What is that theological base? It is two-fold: respect for ancient catholic tradition and rejection of many medieval Roman developments. Cranmer tried to follow Scripture and the ancient Church Fathers while rejecting universal papal authority, certain theories of the Mass and the cult based on the merits of the saints. All the details of his personal interpretations were not accepted as binding by the Church of England. Thus, the 1552 Prayer Book and the Articles of Religion were changed in a more moderate direction (1559, 1563, 1571). Nevertheless, Thomas Cranmer did strive to pass on the heritage of an English Reformed Catholicism. In this Reformed Catholic perspective, he was followed by Parker, Jewel, Hooker and the Caroline Divines, as well as by countless Anglicans down to our time.

Friday, March 05, 2010

WHAT IS AN ANGLICAN? Another Short Answer

A few months ago, an Anglican friend and I were discussing the wide variety of groups and individuals that call themselves Anglican. While there has been diversity in Anglicanism since the sixteenth century, the extremes seem to have grown further apart in recent decades. Those at the extremes might be good and faithful Christian individuals, but I sometimes wonder why they are Anglican.

In the course of this discussion, my friend asked me, "If someone only wanted to hear five items, could you identify the basics of Anglicanism in five points?" After a brief hesitation and reflection, I replied that for me they were as follows:
1) loyalty to the Holy Scriptures as revealing all things necessary for salvation,
2) really believing in a literal way the Apostles', Nicene and Athanasian Creeds,
3) accepting the importance of the historic orders of ordained ministry: bishop, priest/presbyter and deacon,
4) believing in the central importance of the two dominical Sacraments of Baptism and the Eucharist as real means of Christ's grace,
[I acknowledged at this point that I had ended up paraphrasing the Lambeth Quadrilateral]
5) regular use of a liturgy rooted in the ancient Church and in the Prayer Book tradition.

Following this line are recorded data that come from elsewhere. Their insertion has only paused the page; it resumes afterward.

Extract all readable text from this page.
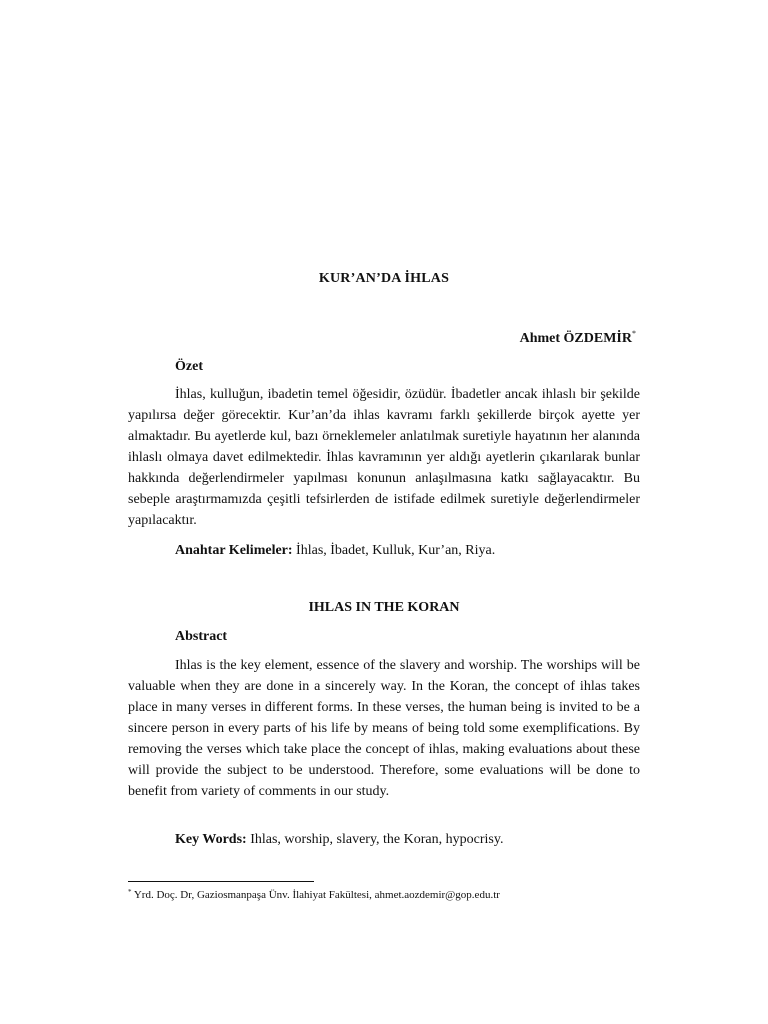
KUR’AN’DA İHLAS
Ahmet ÖZDEMİR*
Özet

İhlas, kulluğun, ibadetin temel öğesidir, özüdür. İbadetler ancak ihlaslı bir şekilde yapılırsa değer görecektir. Kur’an’da ihlas kavramı farklı şekillerde birçok ayette yer almaktadır. Bu ayetlerde kul, bazı örneklemeler anlatılmak suretiyle hayatının her alanında ihlaslı olmaya davet edilmektedir. İhlas kavramının yer aldığı ayetlerin çıkarılarak bunlar hakkında değerlendirmeler yapılması konunun anlaşılmasına katkı sağlayacaktır. Bu sebeple araştırmamızda çeşitli tefsirlerden de istifade edilmek suretiyle değerlendirmeler yapılacaktır.

Anahtar Kelimeler: İhlas, İbadet, Kulluk, Kur’an, Riya.
IHLAS IN THE KORAN
Abstract

Ihlas is the key element, essence of the slavery and worship. The worships will be valuable when they are done in a sincerely way. In the Koran, the concept of ihlas takes place in many verses in different forms. In these verses, the human being is invited to be a sincere person in every parts of his life by means of being told some exemplifications. By removing the verses which take place the concept of ihlas, making evaluations about these will provide the subject to be understood. Therefore, some evaluations will be done to benefit from variety of comments in our study.

Key Words: Ihlas, worship, slavery, the Koran, hypocrisy.
* Yrd. Doç. Dr, Gaziosmanpaşa Ünv. İlahiyat Fakültesi, ahmet.aozdemir@gop.edu.tr
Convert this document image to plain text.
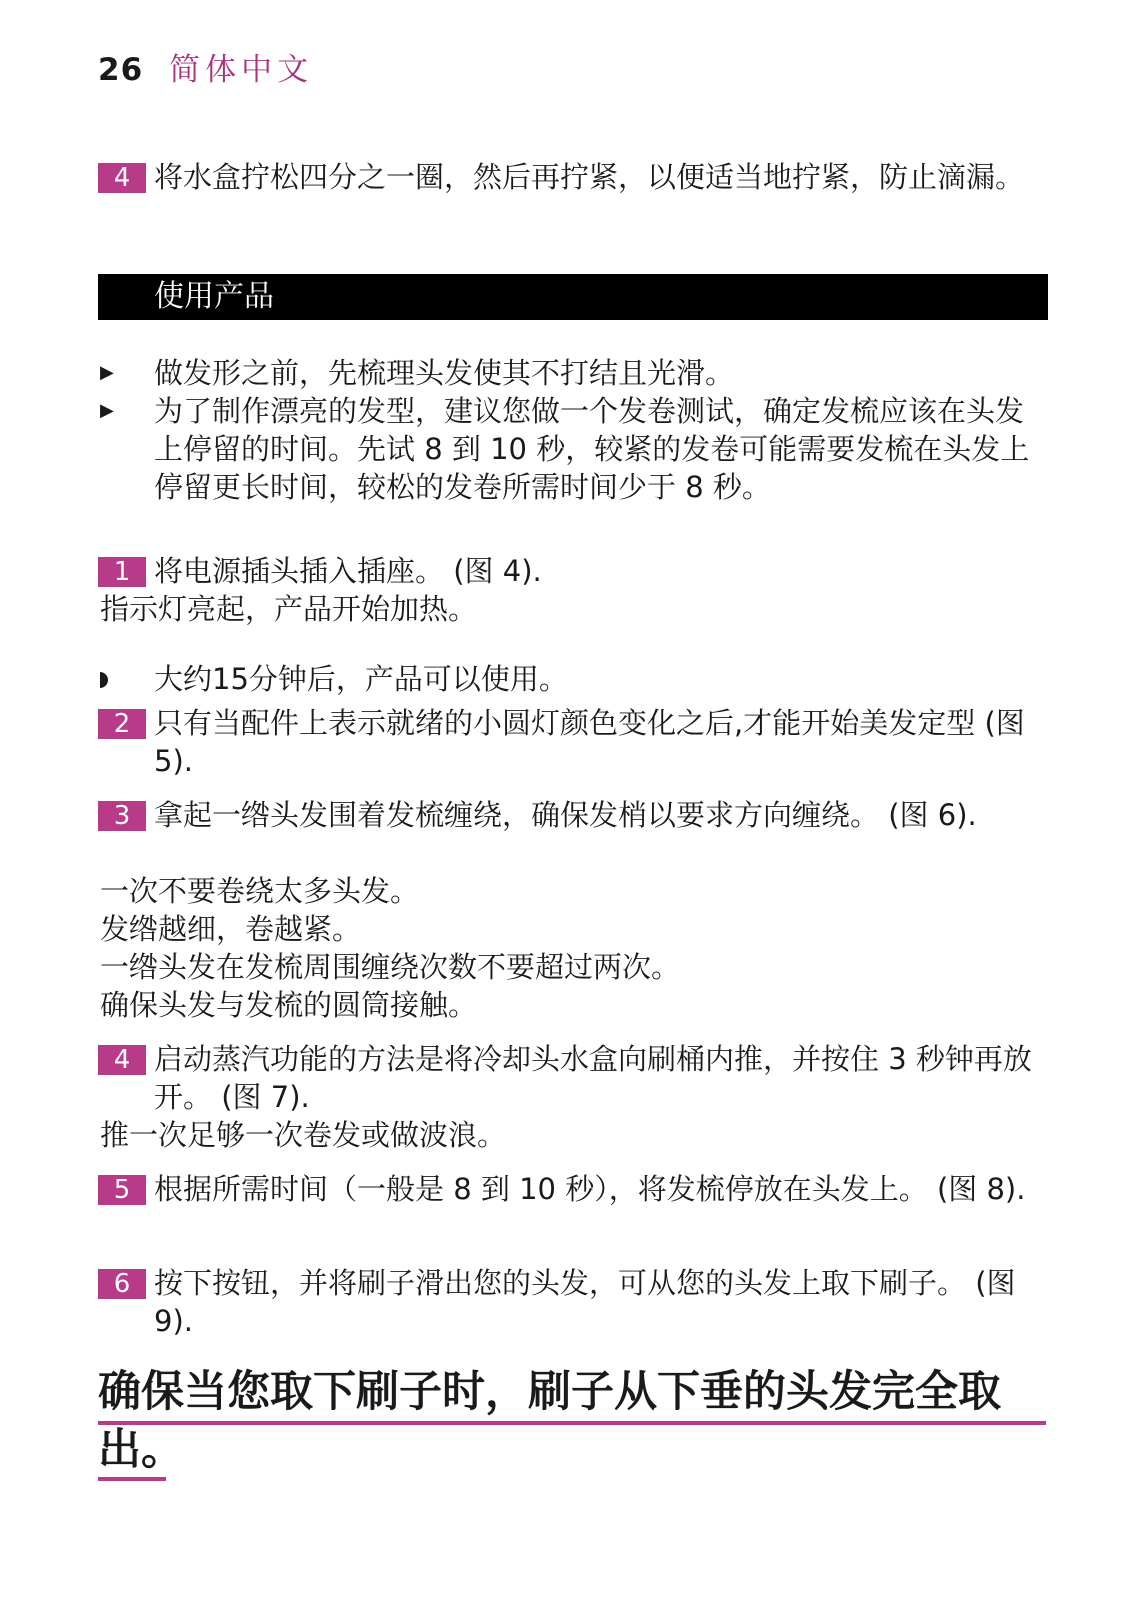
26 简体中文
4 将水盒拧松四分之一圈，然后再拧紧，以便适当地拧紧，防止滴漏。
使用产品
▶ 做发形之前，先梳理头发使其不打结且光滑。
▶ 为了制作漂亮的发型，建议您做一个发卷测试，确定发梳应该在头发上停留的时间。先试 8 到 10 秒，较紧的发卷可能需要发梳在头发上停留更长时间，较松的发卷所需时间少于 8 秒。
1 将电源插头插入插座。 (图 4).
指示灯亮起，产品开始加热。
大约15分钟后，产品可以使用。
2 只有当配件上表示就绪的小圆灯颜色变化之后,才能开始美发定型 (图 5).
3 拿起一绺头发围着发梳缠绕，确保发梢以要求方向缠绕。 (图 6).
一次不要卷绕太多头发。
发绺越细，卷越紧。
一绺头发在发梳周围缠绕次数不要超过两次。
确保头发与发梳的圆筒接触。
4 启动蒸汽功能的方法是将冷却头水盒向刷桶内推，并按住 3 秒钟再放开。 (图 7).
推一次足够一次卷发或做波浪。
5 根据所需时间（一般是 8 到 10 秒），将发梳停放在头发上。 (图 8).
6 按下按钮，并将刷子滑出您的头发，可从您的头发上取下刷子。 (图 9).
确保当您取下刷子时，刷子从下垂的头发完全取
出。
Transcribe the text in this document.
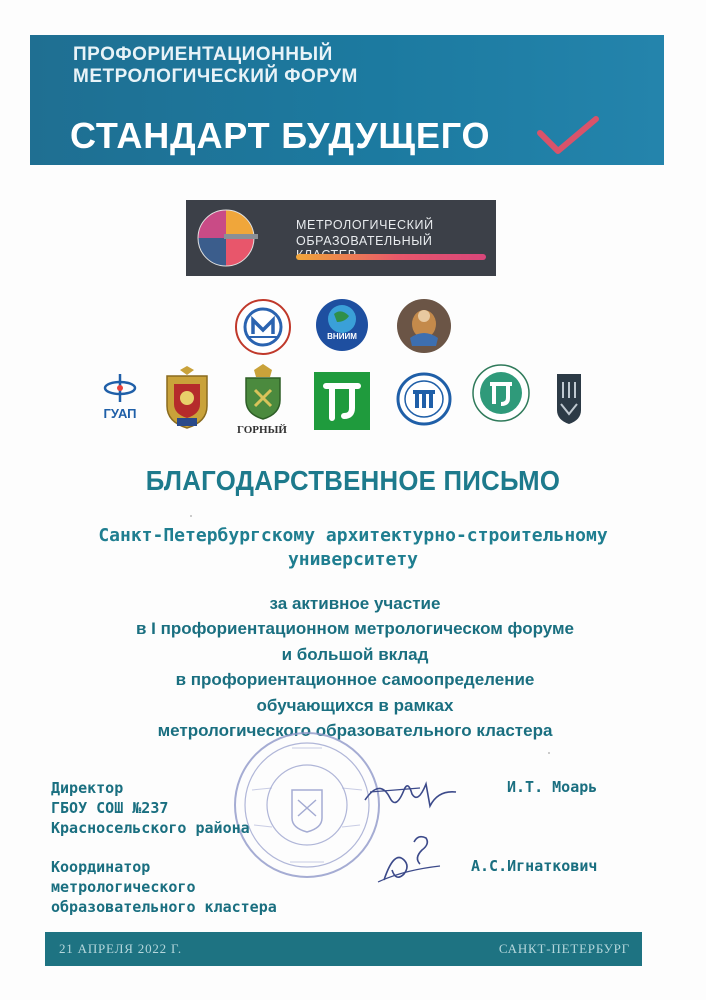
ПРОФОРИЕНТАЦИОННЫЙ
МЕТРОЛОГИЧЕСКИЙ ФОРУМ
СТАНДАРТ БУДУЩЕГО
МЕТРОЛОГИЧЕСКИЙ
ОБРАЗОВАТЕЛЬНЫЙ
ВНИИМ
ГУАП
ГОРНЫЙ
БЛАГОДАРСТВЕННОЕ ПИСЬМО
Санкт-Петербургскому архитектурно-строительному
университету
за активное участие
в I профориентационном метрологическом форуме
и большой вклад
в профориентационное самоопределение
обучающихся в рамках
метрологического образовательного кластера
Директор
ГБОУ СОШ №237
Красносельского района
И.Т. Моарь
Координатор
метрологического
образовательного кластера
А.С.Игнаткович
21 АПРЕЛЯ 2022 Г.	САНКТ-ПЕТЕРБУРГ
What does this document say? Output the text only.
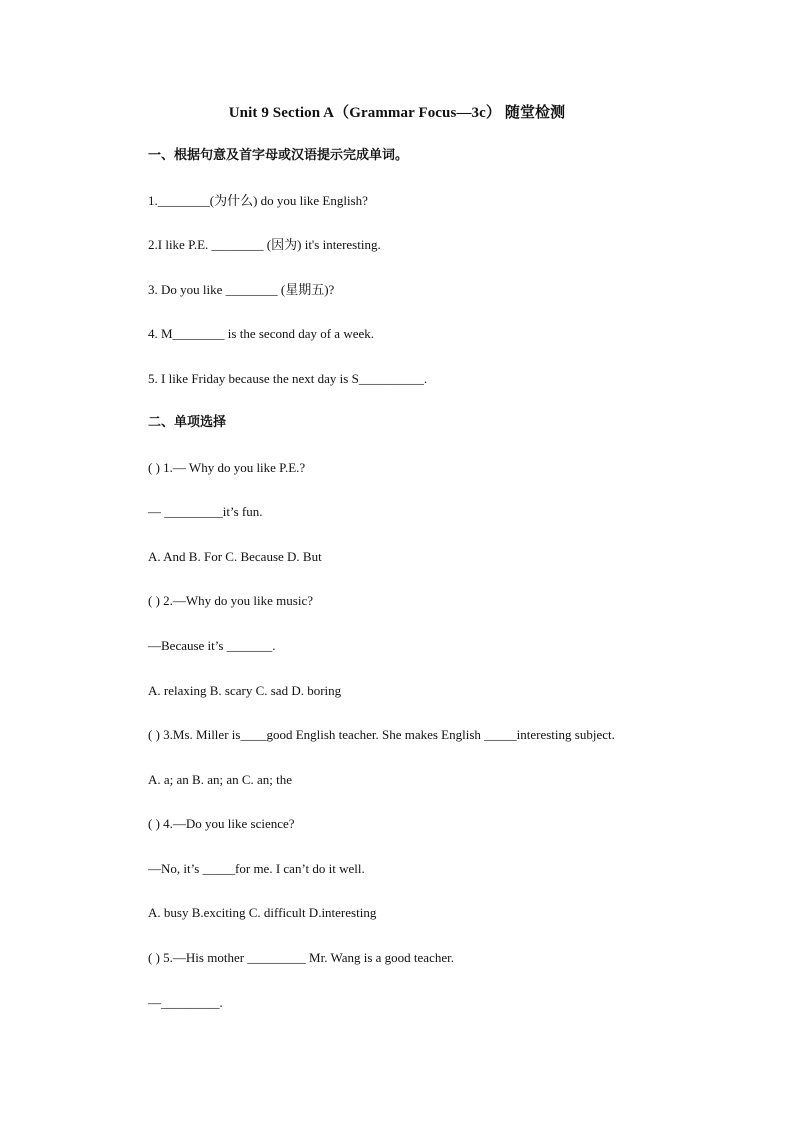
Unit 9 Section A（Grammar Focus—3c） 随堂检测
一、根据句意及首字母或汉语提示完成单词。
1.________(为什么) do you like English?
2.I like P.E. ________ (因为) it's interesting.
3. Do you like ________ (星期五)?
4. M________ is the second day of a week.
5. I like Friday because the next day is S__________.
二、单项选择
( ) 1.— Why do you like P.E.?
— _________it’s fun.
A. And B. For C. Because D. But
( ) 2.—Why do you like music?
—Because it’s _______.
A. relaxing B. scary C. sad D. boring
( ) 3.Ms. Miller is____good English teacher. She makes English _____interesting subject.
A. a; an B. an; an C. an; the
( ) 4.—Do you like science?
—No, it’s _____for me. I can’t do it well.
A. busy B.exciting C. difficult D.interesting
( ) 5.—His mother _________ Mr. Wang is a good teacher.
—_________.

I have thought of that discussion many times over the last few months. My answer was not very creative or original, and there are words in my answer that I could develop considerably. My answer did not highlight the key issue of personal faith in Christ, and more needs to be said about Christian morality. In addition, there are other things that appeal to my personal theology, sense of English church heritage or ecclesiastical esthetics. Yet, for a short answer, these five points do cover a lot of what it means to be an Anglican Christian. They allow for variety, but they preserve essential core beliefs, values and practices. They are generally Christian while they also pick up some key issues of an Anglican perspective.